About this Research Topic
Typically, three problems in this field of research are yet to be solved:
1) how to integrate learning and control models seamlessly for more dexterous manipulation and interaction performances
2) how to compute learning and control policies from multimodal/cross modal data
And 3) how to make use of advances of both data-driven and model-based models for compliant and flexible interactions
The goal of this Research Topic is to bring together the newest theoretical findings and experimental results in advanced learning control applied to robot-environment physical interaction systems.

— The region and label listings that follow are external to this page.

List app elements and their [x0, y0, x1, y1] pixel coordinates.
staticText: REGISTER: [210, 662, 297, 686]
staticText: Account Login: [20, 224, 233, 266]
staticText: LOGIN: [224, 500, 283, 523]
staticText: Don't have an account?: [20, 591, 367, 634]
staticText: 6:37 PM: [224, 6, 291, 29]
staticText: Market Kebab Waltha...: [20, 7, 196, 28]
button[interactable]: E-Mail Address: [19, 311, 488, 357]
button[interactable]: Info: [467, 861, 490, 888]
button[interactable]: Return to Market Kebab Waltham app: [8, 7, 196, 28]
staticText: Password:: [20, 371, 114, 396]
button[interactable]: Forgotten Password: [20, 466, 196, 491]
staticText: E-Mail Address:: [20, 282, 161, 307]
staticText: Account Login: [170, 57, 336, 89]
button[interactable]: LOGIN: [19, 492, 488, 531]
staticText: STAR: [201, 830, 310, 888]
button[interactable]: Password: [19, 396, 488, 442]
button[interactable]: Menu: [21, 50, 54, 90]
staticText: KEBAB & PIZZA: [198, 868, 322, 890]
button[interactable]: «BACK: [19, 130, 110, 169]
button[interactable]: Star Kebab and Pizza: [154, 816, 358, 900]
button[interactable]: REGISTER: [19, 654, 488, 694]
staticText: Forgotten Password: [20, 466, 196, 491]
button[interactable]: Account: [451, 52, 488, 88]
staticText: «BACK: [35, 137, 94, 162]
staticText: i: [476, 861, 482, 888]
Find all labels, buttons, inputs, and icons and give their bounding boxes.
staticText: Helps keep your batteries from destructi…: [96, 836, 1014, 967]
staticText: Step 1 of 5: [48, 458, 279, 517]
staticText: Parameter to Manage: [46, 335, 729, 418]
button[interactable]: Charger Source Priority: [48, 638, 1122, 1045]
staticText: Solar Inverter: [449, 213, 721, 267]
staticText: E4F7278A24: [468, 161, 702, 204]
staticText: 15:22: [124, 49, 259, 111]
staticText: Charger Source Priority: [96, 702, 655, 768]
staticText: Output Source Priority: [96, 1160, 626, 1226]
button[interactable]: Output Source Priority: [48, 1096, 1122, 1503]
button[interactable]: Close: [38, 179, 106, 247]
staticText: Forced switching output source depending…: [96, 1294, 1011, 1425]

This Research Topic encourages paper contributions, which are related to but not limited to:
- Learning control from demonstrations, especially from multimodal demonstrations
- Probabilistic and statistical methods for learning control
- Reinforcement learning based adaptive control for contact-rich tasks, especially for long-term tasks
- Impedance/ admittance/force control for compliant manipulation
- Advanced control methods (e.g., iterative learning control) applied to robot-environment interaction scenarios
- Applications of learning control in physical interactions, e.g, industrial, medical, and rehabilitation tasks
Keywords: learning control; multimodal learning; advanced control; dexterous manipulation; physical interactions.
Important Note: All contributions to this Research Topic must be within the scope of the section and journal to which they are submitted, as defined in their mission statements. Frontiers reserves the right to guide an out-of-scope manuscript to a more suitable section or journal at any stage of peer review.